Al contrario, non verranno erogate tutte le prestazioni la cui efficacia non sia stata sufficientemente provata in ambito scientifico.
Esiste una componente “cattiva” dell’appropriatezza, nell’ambito della variabilità clinicoprescrittiva.
Sono inappropriate quasi la metà delle indagini radiologiche ambulatoriali, i check-up, oltre il 60% dei test di laboratorio, fino al 90% degli antibiotici prescritti per le infezioni delle vie aeree superiori, la maggior parte delle angioplastiche eseguite a pazienti con angina stabile, gran parte delle artroscopie a cui sono sottoposti i pazienti con artrosi del ginocchio o con problemi meniscali, l’uso di psicofarmaci su minori per condizioni trattabili con interventi non farmacologici o medicalizzate senza vera necessità.
L’inappropriatezza come patologia del sistema
Se l’appropriatezza costituisce la condizione fisiologica ottimale per il sistema, è evidente che l’inappropriatezza costituisce la patologia da individuare e sconfiggere.
La proposta di questa schematizzazione viene da un lavoro che analizza il tema dell’inappropriatezza come una vera e propria patologia: “Sindrome degenerativa della prescrizione diagnostico – terapeutica in Medicina Generale.
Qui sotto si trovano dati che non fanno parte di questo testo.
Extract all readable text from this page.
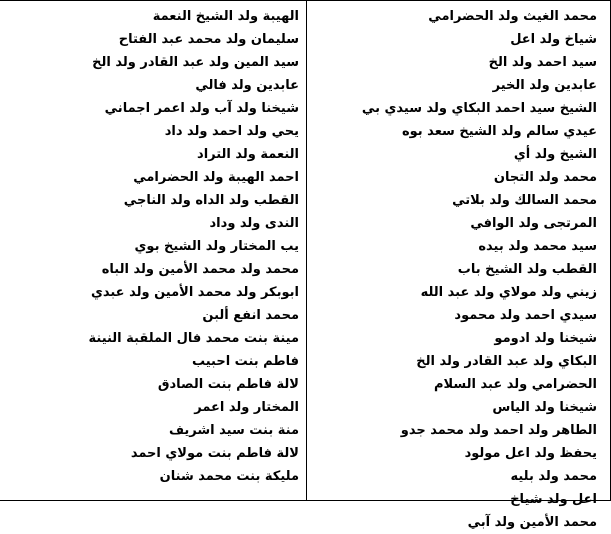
محمد الغيث ولد الحضرامي
شياخ ولد اعل
سيد احمد ولد الخ
عابدين ولد الخير
الشيخ سيد احمد البكاي ولد سيدي بي
عيدي سالم ولد الشيخ سعد بوه
الشيخ ولد أي
محمد ولد التجان
محمد السالك ولد بلاتي
المرتجى ولد الوافي
سيد محمد ولد بيده
القطب ولد الشيخ باب
زيني ولد مولاي ولد عبد الله
سيدي احمد ولد محمود
شيخنا ولد ادومو
البكاي ولد عبد القادر ولد الخ
الحضرامي ولد عبد السلام
شيخنا ولد الياس
الطاهر ولد احمد ولد محمد جدو
يحفظ ولد اعل مولود
محمد ولد بليه
اعل ولد شياخ
محمد الأمين ولد آبي
الهيبة ولد الشيخ النعمة
سليمان ولد محمد عبد الفتاح
سيد المين ولد عبد القادر ولد الخ
عابدين ولد فالي
شيخنا ولد آب ولد اعمر اجماني
يحي ولد احمد ولد داد
النعمة ولد التراد
احمد الهيبة ولد الحضرامي
القطب ولد الداه ولد الناجي
الندى ولد وداد
يب المختار ولد الشيخ بوي
محمد ولد محمد الأمين ولد الباه
ابوبكر ولد محمد الأمين ولد عبدي
محمد انفع ألبن
مينة بنت محمد فال الملقبة النينة
فاطم بنت احبيب
لالة فاطم بنت الصادق
المختار ولد اعمر
منة بنت سيد اشريف
لالة فاطم بنت مولاي احمد
مليكة بنت محمد شنان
Andamento cronico con riacutizzazioni locali periodiche”.
L’etiologia indicata dagli autori è assolutamente condivisibile:
- ridotta capacità del Medico MG di avere una visione critica degli studi scientifici portati alla sua attenzione;
- scarsa abitudine alla ricerca costante delle informazioni che riguardano i profili di sicurezza dei principi attivi e, soprattutto, delle loro interazioni e controindicazioni.
Anche la sintomatologia è piuttosto riconoscibile:
- Elevata variabilità prescrittiva
- Predilezione dell’esperienza personale a scapito delle evidenze
- Scarso ricorso alla terapia empirica basata sull’evidenza per le piccole patologie con rinuncia frequente alla propria funzione clinica
- Irrazionale scelta della via di somministrazione
Per quanto riguarda la terapia dell’inappropriatezza, gli autori indicano una soluzione basata sul meccanismo dell’audit & feedback, da opporre a quelle che essi stessi indicano come terapie palliative: la terapia chirurgica (Delisting radicale o parziale delle prestazioni mediante interventi regolatori, note AIFA) e quella Medica (Terapia di prima generazione: corsi di aggiornamento).
Informazione in Medicina – obiettivi in relazione all’appropriatezza prescrittiva
- Migliorare la salute riducendo i danni derivanti da un’inappropriata, ingannevole o non etica commercializzazione di prodotti o servizi per la salute, in special modo la promozione farmaceutica ingannevole.
- Ricercare e diffondere l’informazione sulle tecniche di marketing.
- Promuovere un “salutare scetticismo” circa le tecniche di marketing mediante un’azione di difesa, ricerca ed educazione.
Conclusione
Possiamo quindi considerare “appropriata” la prestazione sanitaria erogata in conformità alle migliori evidenze scientifiche nella misura in cui queste risultano trasferibili al contesto del luogo e del livello sanitario a cui la prestazione viene erogata.